Other factors to consider in a cleanup bull is his genetic impact on economically important traits. In many cattle operations replacement heifers are retained from AI sired mature cows. In most cases the AI sire possesses greater genetic merit than the cleanup sire. The replacement heifers out of the AI sire are typically older at weaning and first breeding.  

In a cattle operation where replacement heifers are not retained as future females in the herd, producers may choose a cleanup bull with highly desirable terminal traits. “When there is no intent to keep replacement heifers from cleanup sires, cattle producers may focus on economically important terminal traits like growth and size in their cleanup sires,” Gadberry explained. “It’s not uncommon to see a cattle producer even choose a different sire breed for a cleanup sire.”  

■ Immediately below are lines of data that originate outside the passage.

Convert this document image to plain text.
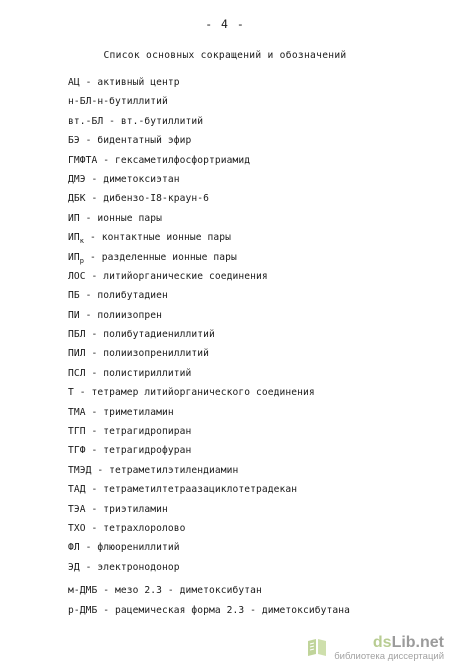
- 4 -
Список основных сокращений и обозначений
АЦ - активный центр
н-БЛ-н-бутиллитий
вт.-БЛ - вт.-бутиллитий
БЭ - бидентатный эфир
ГМФТА - гексаметилфосфортриамид
ДМЭ - диметоксиэтан
ДБК - дибензо-I8-краун-6
ИП - ионные пары
$ИП_к$ - контактные ионные пары
$ИП_р$ - разделенные ионные пары
ЛОС - литийорганические соединения
ПБ - полибутадиен
ПИ - полиизопрен
ПБЛ - полибутадиениллитий
ПИЛ - полиизопрениллитий
ПСЛ - полистириллитий
Т - тетрамер литийорганического соединения
ТМА - триметиламин
ТГП - тетрагидропиран
ТГФ - тетрагидрофуран
ТМЭД - тетраметилэтилендиамин
ТАД - тетраметилтетраазациклотетрадекан
ТЭА - триэтиламин
ТХО - тетрахлоролово
ФЛ - флюорениллитий
ЭД - электронодонор
м-ДМБ - мезо 2.3 - диметоксибутан
р-ДМБ - рацемическая форма 2.3 - диметоксибутана
dsLib.net
библиотека диссертаций
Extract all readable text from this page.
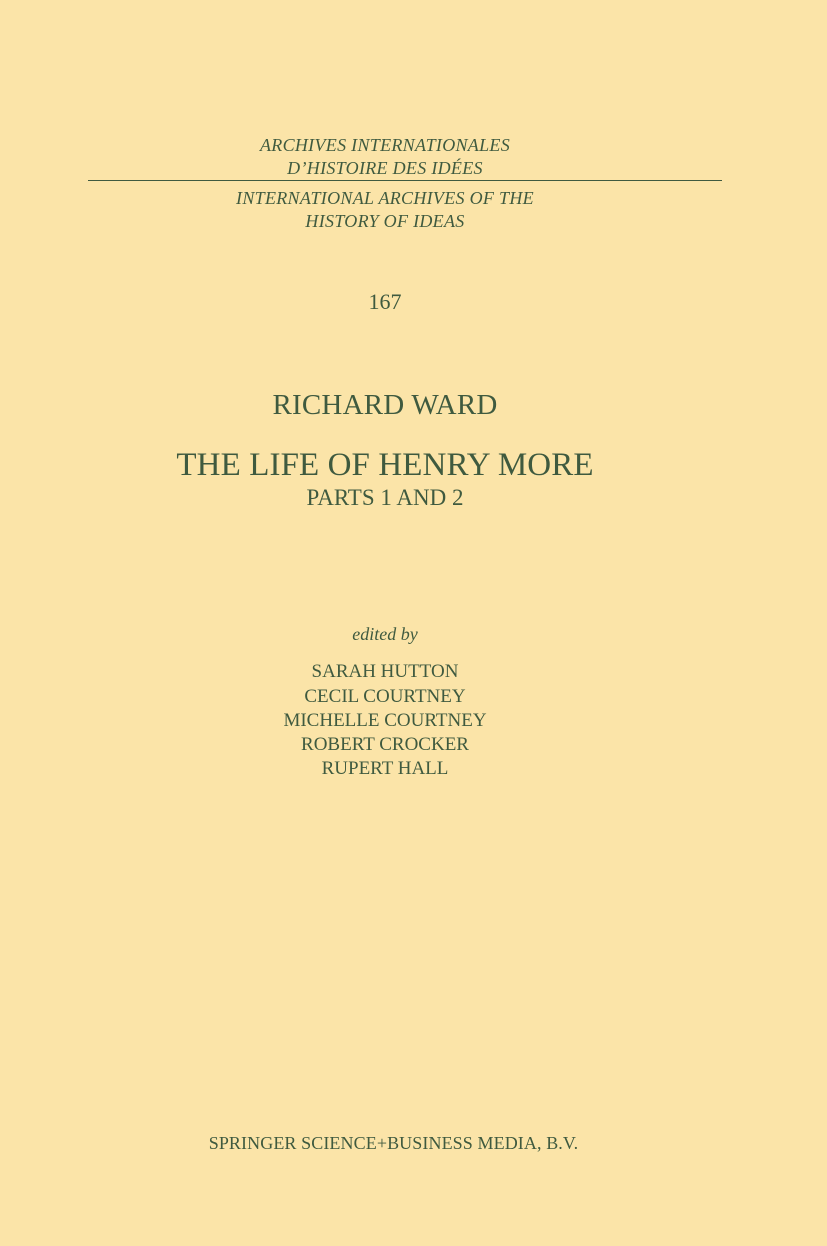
ARCHIVES INTERNATIONALES
D’HISTOIRE DES IDÉES
INTERNATIONAL ARCHIVES OF THE
HISTORY OF IDEAS
167
RICHARD WARD
THE LIFE OF HENRY MORE
PARTS 1 AND 2
edited by
SARAH HUTTON
CECIL COURTNEY
MICHELLE COURTNEY
ROBERT CROCKER
RUPERT HALL
SPRINGER SCIENCE+BUSINESS MEDIA, B.V.
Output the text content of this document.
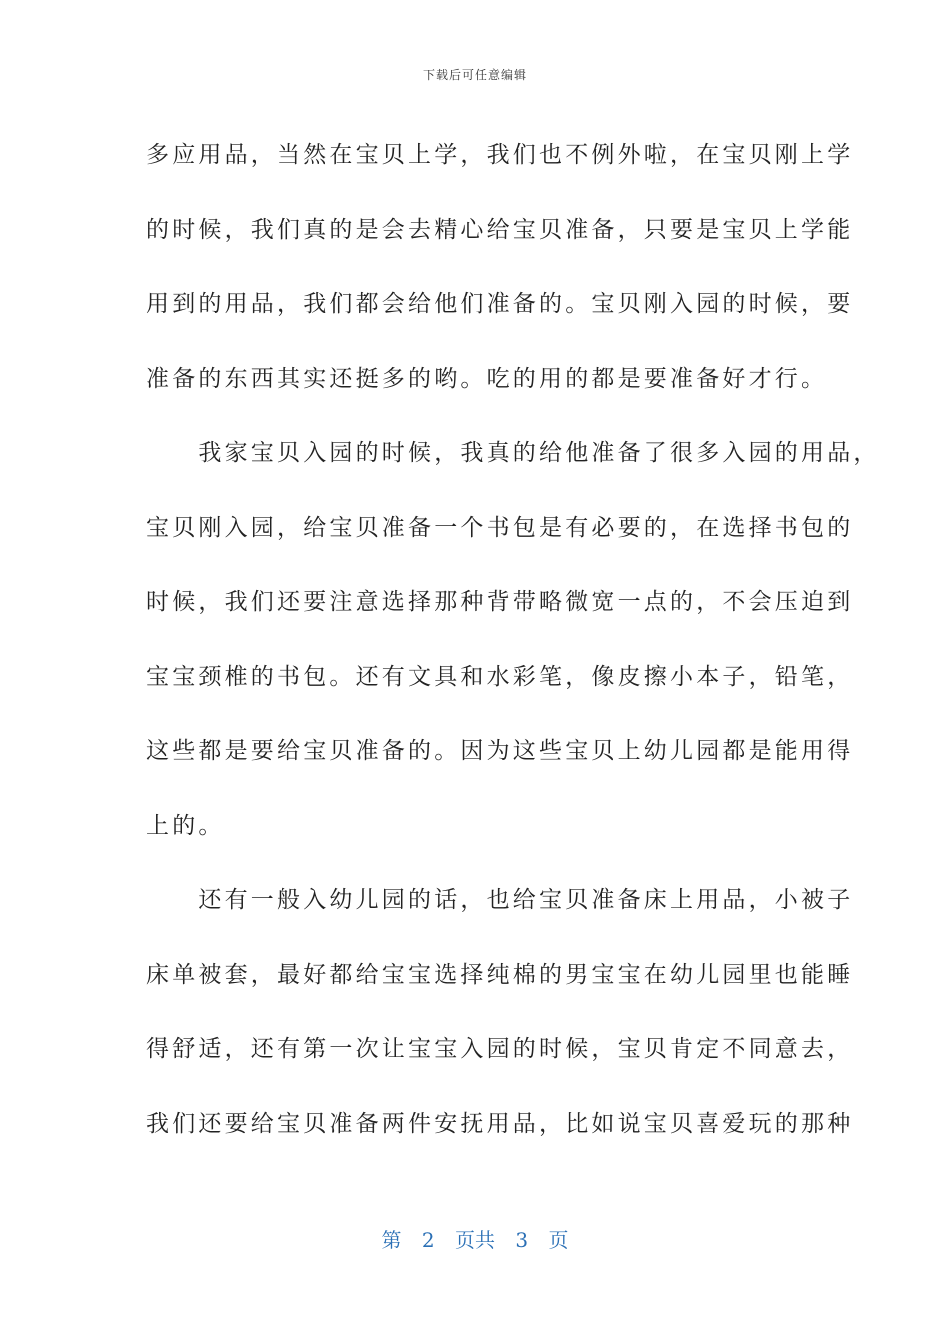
下载后可任意编辑
多应用品，当然在宝贝上学，我们也不例外啦，在宝贝刚上学
的时候，我们真的是会去精心给宝贝准备，只要是宝贝上学能
用到的用品，我们都会给他们准备的。宝贝刚入园的时候，要
准备的东西其实还挺多的哟。吃的用的都是要准备好才行。
　　我家宝贝入园的时候，我真的给他准备了很多入园的用品，
宝贝刚入园，给宝贝准备一个书包是有必要的，在选择书包的
时候，我们还要注意选择那种背带略微宽一点的，不会压迫到
宝宝颈椎的书包。还有文具和水彩笔，像皮擦小本子，铅笔，
这些都是要给宝贝准备的。因为这些宝贝上幼儿园都是能用得
上的。
　　还有一般入幼儿园的话，也给宝贝准备床上用品，小被子
床单被套，最好都给宝宝选择纯棉的男宝宝在幼儿园里也能睡
得舒适，还有第一次让宝宝入园的时候，宝贝肯定不同意去，
我们还要给宝贝准备两件安抚用品，比如说宝贝喜爱玩的那种
第 2 页共 3 页
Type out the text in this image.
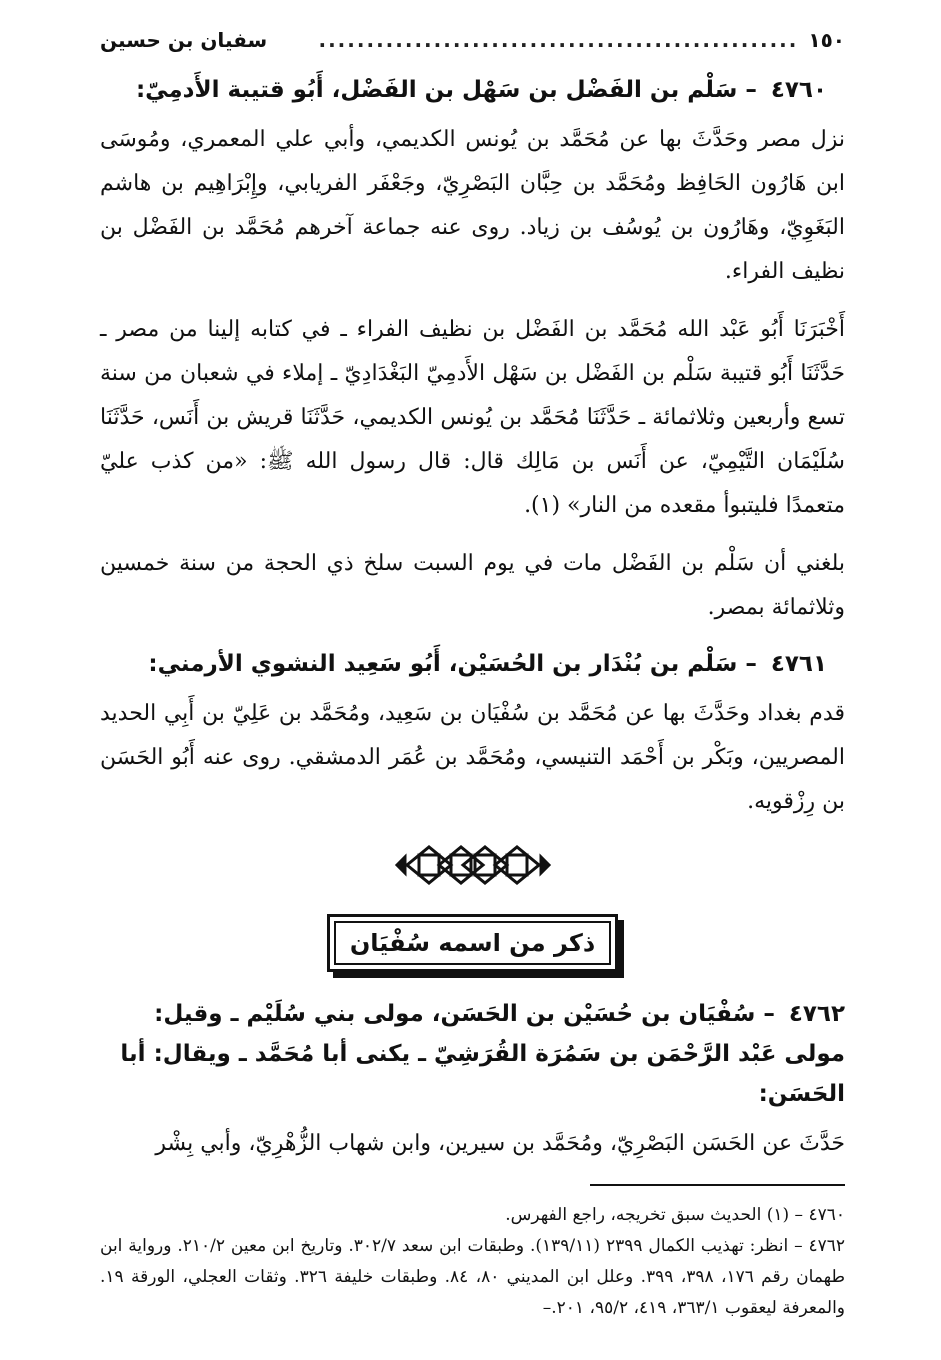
١٥٠
..................................................
سفيان بن حسين
٤٧٦٠ – سَلْم بن الفَضْل بن سَهْل بن الفَضْل، أَبُو قتيبة الأَدمِيّ:

نزل مصر وحَدَّثَ بها عن مُحَمَّد بن يُونس الكديمي، وأبي علي المعمري، ومُوسَى ابن هَارُون الحَافِظ ومُحَمَّد بن حِبَّان البَصْرِيّ، وجَعْفَر الفريابي، وإِبْرَاهِيم بن هاشم البَغَوِيّ، وهَارُون بن يُوسُف بن زياد. روى عنه جماعة آخرهم مُحَمَّد بن الفَضْل بن نظيف الفراء.

أَخْبَرَنَا أَبُو عَبْد الله مُحَمَّد بن الفَضْل بن نظيف الفراء ـ في كتابه إلينا من مصر ـ حَدَّثَنَا أَبُو قتيبة سَلْم بن الفَضْل بن سَهْل الأَدمِيّ البَغْدَادِيّ ـ إملاء في شعبان من سنة تسع وأربعين وثلاثمائة ـ حَدَّثَنَا مُحَمَّد بن يُونس الكديمي، حَدَّثَنَا قريش بن أَنَس، حَدَّثَنَا سُلَيْمَان التَّيْمِيّ، عن أَنَس بن مَالِك قال: قال رسول الله ﷺ: «من كذب عليّ متعمدًا فليتبوأ مقعده من النار» (١).

بلغني أن سَلْم بن الفَضْل مات في يوم السبت سلخ ذي الحجة من سنة خمسين وثلاثمائة بمصر.

٤٧٦١ – سَلْم بن بُنْدَار بن الحُسَيْن، أَبُو سَعِيد النشوي الأرمني:

قدم بغداد وحَدَّثَ بها عن مُحَمَّد بن سُفْيَان بن سَعِيد، ومُحَمَّد بن عَلِيّ بن أَبِي الحديد المصريين، وبَكْر بن أَحْمَد التنيسي، ومُحَمَّد بن عُمَر الدمشقي. روى عنه أَبُو الحَسَن بن رِزْقويه.

ذكر من اسمه سُفْيَان
٤٧٦٢ – سُفْيَان بن حُسَيْن بن الحَسَن، مولى بني سُلَيْم ـ وقيل: مولى عَبْد الرَّحْمَن بن سَمُرَة القُرَشِيّ ـ يكنى أبا مُحَمَّد ـ ويقال: أبا الحَسَن:

حَدَّثَ عن الحَسَن البَصْرِيّ، ومُحَمَّد بن سيرين، وابن شهاب الزُّهْرِيّ، وأبي بِشْر

٤٧٦٠ – (١) الحديث سبق تخريجه، راجع الفهرس.

٤٧٦٢ – انظر: تهذيب الكمال ٢٣٩٩ (١٣٩/١١). وطبقات ابن سعد ٣٠٢/٧. وتاريخ ابن معين ٢١٠/٢. ورواية ابن طهمان رقم ١٧٦، ٣٩٨، ٣٩٩. وعلل ابن المديني ٨٠، ٨٤. وطبقات خليفة ٣٢٦. وثقات العجلي، الورقة ١٩. والمعرفة ليعقوب ٣٦٣/١، ٤١٩، ٩٥/٢، ٢٠١.–
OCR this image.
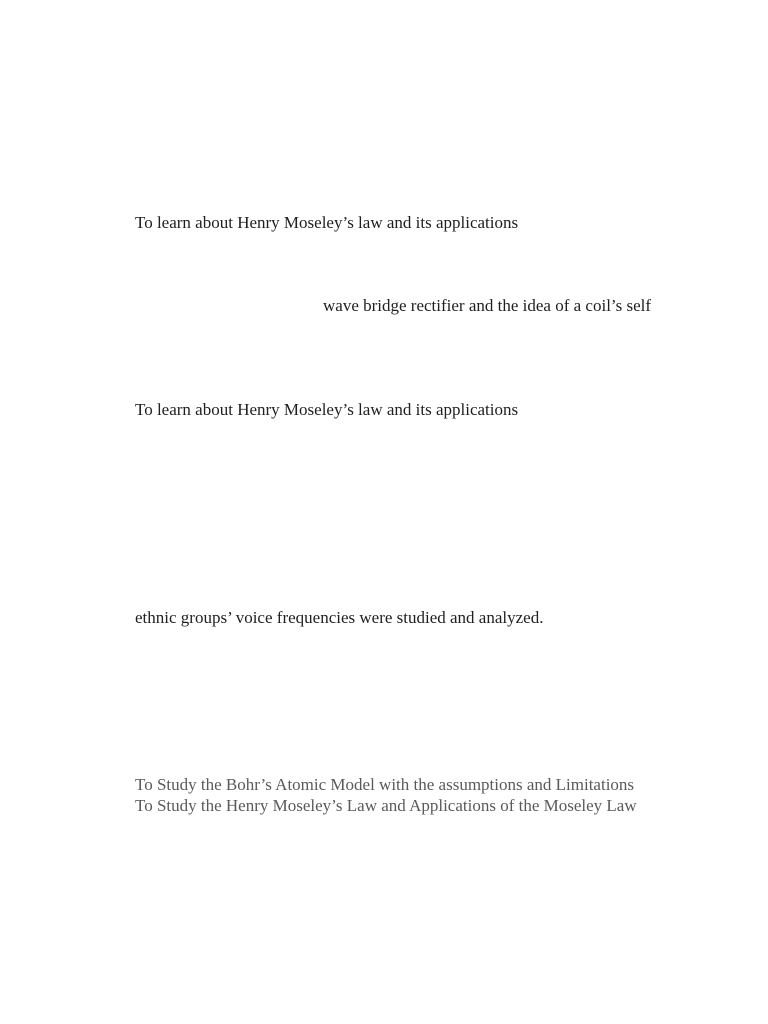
To learn about Henry Moseley’s law and its applications

wave bridge rectifier and the idea of a coil’s self

To learn about Henry Moseley’s law and its applications

ethnic groups’ voice frequencies were studied and analyzed.

To Study the Bohr’s Atomic Model with the assumptions and Limitations

To Study the Henry Moseley’s Law and Applications of the Moseley Law
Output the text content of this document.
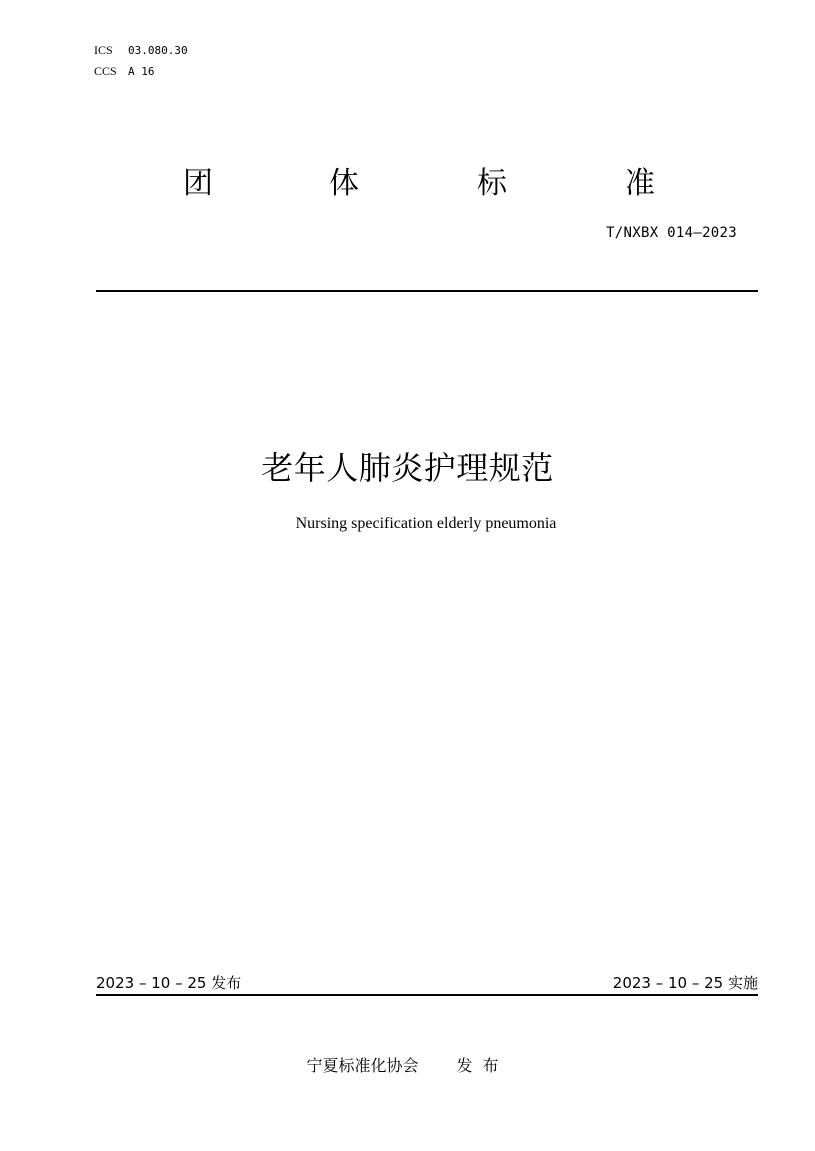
ICS	03.080.30
CCS	A 16
团	体	标	准
T/NXBX 014—2023
老年人肺炎护理规范
Nursing specification elderly pneumonia
2023 – 10 – 25 发布	2023 – 10 – 25 实施
宁夏标准化协会 发布
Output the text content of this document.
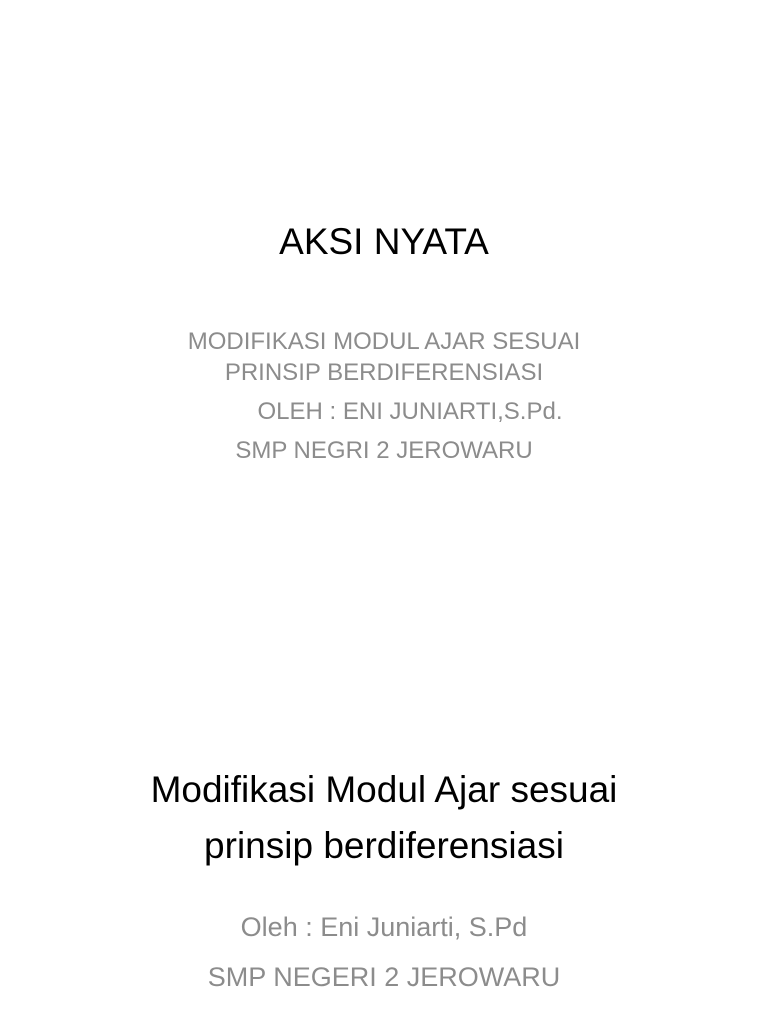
AKSI NYATA
MODIFIKASI MODUL AJAR SESUAI
PRINSIP BERDIFERENSIASI
OLEH : ENI JUNIARTI,S.Pd.
SMP NEGRI 2 JEROWARU
Modifikasi Modul Ajar sesuai
prinsip berdiferensiasi
Oleh : Eni Juniarti, S.Pd
SMP NEGERI 2 JEROWARU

Selecting a cleanup bull from the same or similar climate is another consideration when purchasing a cleanup bull. 

“Remember, if you have “hot” fescue the cleanup bull will be expected to do the impossible, so make sure his genetics will perform well in adverse, fescue conditions,” Cole advised. Cole added the cleanup sire should be an early hair shedder and not stand in the water all day.

The management of cleanup sires includes care for their condition, health and reproductive soundness. “One-third or more of the calf crop is relying on the success of the cleanup bull,” Gadberry said. 

Cleanup bulls should undergo a breeding soundness exam. “He needs to be given a breeding soundness exam because he probably will be called upon to breed your hard-to-breed females,” Cole said. “He possibly will also be breeding during very hot, dry weather for spring calving herds or in cold, icy weather for fall.” Additionally, cleanup bulls that are purchased should be tested for trichomoniasis (Trich).

Livestock experts state one management practice to consider is leasing cleanup bulls. “Easier said than done, but with AI, the amount of bull power needed has already been greatly reduced and the bulls that are needed may only work 10 weeks or less during the year, when only used for one season,” Gadberry explained.  

  Producers should also keep in mind that when they weigh and evaluate their calf crop, the calves sired by the cleanup bulls will weigh significantly less than the AI sired calves because they are often two to three weeks younger. This will also depend on whether or not the producer used a second AI service.

When breeding season is over, the cleanup bulls should be taken out of the pasture and given time to recuperate.